The High Cost Banks Pay for Money Laundering

On: May 16, 2018

It’s a tough time to be a financial institution – big or small. In addition to the increasingly serious and sophisticated threats of cybercrime, and the tremendous financial and legal burden to mitigate those threats – banks and other financial services organizations are facing unprecedented regulatory pressure to adhere to Anti-Money Laundering (AML) laws and other compliance.  

In the past, banks had liberties to devote “best efforts” to their AML regime, today; however, banks don’t take AML compliance efforts seriously do so at a great risk. Federal regulators have recently fined major American and international banks hundreds of millions of dollars for being negligent in identifying and preventing money laundering.

In a previous blog, we discussed the history of money laundering, and the development of AML legislation. In this post, we’ll expose what recently happened to several banks that did not meet regulator expectations.

2018 Crimes and the Punishments

  • US Bank – $613 million fine

Authorities accused US Bank, the 5th-largest commercial bank in the United States, of having lax safeguards against illegal activity.
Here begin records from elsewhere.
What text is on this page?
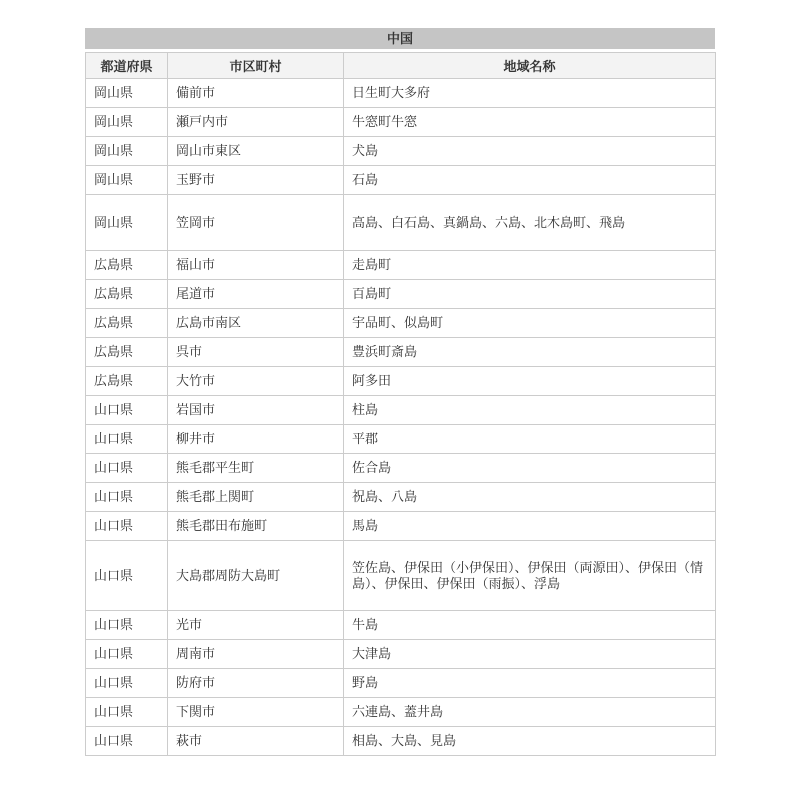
中国
都道府県	市区町村	地域名称
岡山県	備前市	日生町大多府
岡山県	瀬戸内市	牛窓町牛窓
岡山県	岡山市東区	犬島
岡山県	玉野市	石島
岡山県	笠岡市	高島、白石島、真鍋島、六島、北木島町、飛島
広島県	福山市	走島町
広島県	尾道市	百島町
広島県	広島市南区	宇品町、似島町
広島県	呉市	豊浜町斎島
広島県	大竹市	阿多田
山口県	岩国市	柱島
山口県	柳井市	平郡
山口県	熊毛郡平生町	佐合島
山口県	熊毛郡上関町	祝島、八島
山口県	熊毛郡田布施町	馬島
山口県	大島郡周防大島町	笠佐島、伊保田（小伊保田）、伊保田（両源田）、伊保田（情島）、伊保田、伊保田（雨振）、浮島
山口県	光市	牛島
山口県	周南市	大津島
山口県	防府市	野島
山口県	下関市	六連島、蓋井島
山口県	萩市	相島、大島、見島
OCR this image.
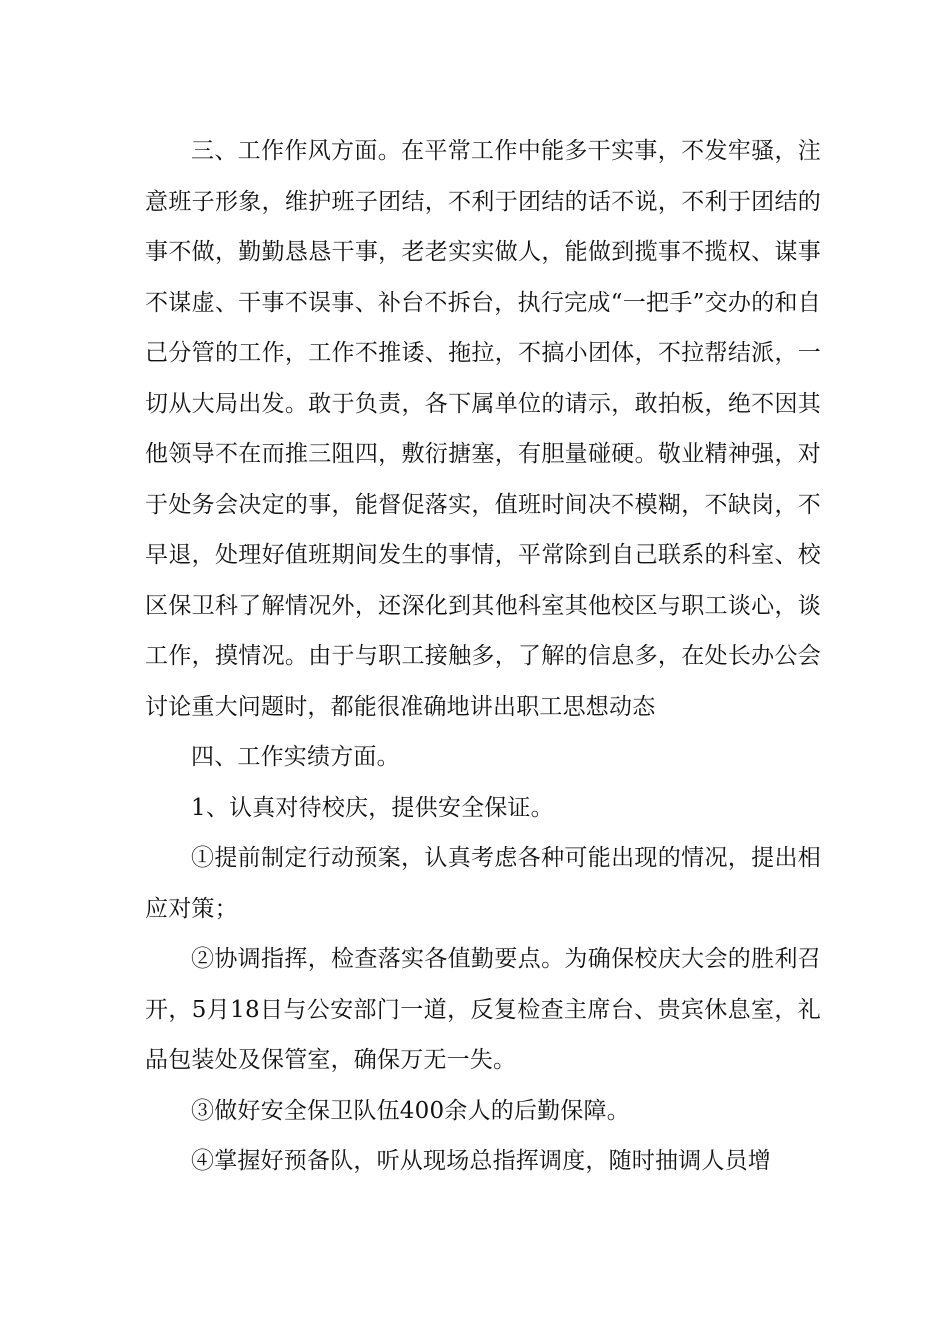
三、工作作风方面。在平常工作中能多干实事，不发牢骚，注意班子形象，维护班子团结，不利于团结的话不说，不利于团结的事不做，勤勤恳恳干事，老老实实做人，能做到揽事不揽权、谋事不谋虚、干事不误事、补台不拆台，执行完成“一把手”交办的和自己分管的工作，工作不推诿、拖拉，不搞小团体，不拉帮结派，一切从大局出发。敢于负责，各下属单位的请示，敢拍板，绝不因其他领导不在而推三阻四，敷衍搪塞，有胆量碰硬。敬业精神强，对于处务会决定的事，能督促落实，值班时间决不模糊，不缺岗，不早退，处理好值班期间发生的事情，平常除到自己联系的科室、校区保卫科了解情况外，还深化到其他科室其他校区与职工谈心，谈工作，摸情况。由于与职工接触多，了解的信息多，在处长办公会讨论重大问题时，都能很准确地讲出职工思想动态

四、工作实绩方面。

1、认真对待校庆，提供安全保证。

①提前制定行动预案，认真考虑各种可能出现的情况，提出相应对策；

②协调指挥，检查落实各值勤要点。为确保校庆大会的胜利召开，5月18日与公安部门一道，反复检查主席台、贵宾休息室，礼品包装处及保管室，确保万无一失。

③做好安全保卫队伍400余人的后勤保障。

④掌握好预备队，听从现场总指挥调度，随时抽调人员增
Worse, the bank was actually charged with abetting illegal activity in one instance.

The US Department of Justice alleged that US Bank had seriously neglected AML regulations, and had willfully violated the program of the Bank Secrecy Act (BSA) and “reporting requirements by failing to establish and implement an adequate anti-money laundering program, failing to report suspicious activity, and failing to adequately report currency transactions.”

An agreement was reached with prosecutors to defer legal action, pending the bank’s willingness to demonstrate enhanced monitoring of customer transactions. US bank paid multiple fines and penalties that together added up to $613 million.

  • Rabobank – $368 million + $50 million fines

A California-based unit of Rabobank, the Dutch cooperative bank, agreed in early February this year to pay a total of $368 million in fines for facilitating money laundering and then conspiring to conceal it.

According to US Department of Justice investigators, bank employees allowed the deposit of hundreds of millions of dollars of untraceable cash, originating from Mexico and possibly linked to drug trafficking. Further, the bank enabled the transfer of these funds to other banks, without effectively monitoring and reporting as necessary under law.

In a separate action, the bank’s main US regulator, the US Office of the Comptroller of the Currency (OCC), imposed a $50 million fine on Rabobank. Investigators found significant and multiple failings of the bank’s BSA and AML compliance program.

  • Citibank – $70 million fine

The US Department of the Treasury’s Office of the Comptroller of the Currency (OCC) announced that it had levied a $70 million fine against Citibank for a recurring violation of BSA and AML regulations.

The fine was imposed due to Citibank’s failure to comply with a previous warning, which was issued by the same agency in 2012. Then, the OCC flagged the bank’s weak controls over correspondent banking, failings to file suspicious activity reports, deficiencies of its compliance program, and violations of specific BSA-mandated regulations. The agency revisited the warnings in late 2017, found that Citibank had insufficiently addressed them, and levied the fine in January 2018.

  • Taiwan’s Mega Bank – $29 million fine

In early January, the US Federal Reserve Board (“the Fed”) fined the Taiwan-based Mega International Commercial Bank $29 million for AML violations with demands that the bank significantly enhance its AML controls and oversight.

This latest penalty followed a previous 2016 fine of $180 million levied against the bank by the New York State Department of Financial Services for breaches of US money laundering and banking secrecy laws. Following the resolution of these charges, the Fed decided to conduct inspections of Mega’s branches in New York, Illinois and California, and discovered what it called “significant deficiencies” in the management of AML compliance and bank secrecy, issuing the new fine.

The Bottom Line

When it comes down to AML laws, complacency is no longer an option for financial institutions. The regulatory authorities are making it known that AML regimes are on their radar and those programs with slack efforts will face serious penalties.

Quinlan and Associates, a Hong Kong-based financial services consultancy, recently reported that since 2009, regulators in Europe and the US have imposed $342 billion in fines on banks for misconduct including AML violations. That number is expected to grow to $400 billion by 2020, the report concludes.

Further, the report estimates that for the top 50 global banks, “bad behavior” on the part of financial organizations and their employee misconduct has resulted in a collective profit loss of more than $850 billion.

Clearly, AML violations in this era of financial transparency and regulatory sensitivity is a costly crime. Banks need to take serious action when it comes to developing the proper risk framework, which includes choosing the most effective, accurate compliance tools and monitoring solutions.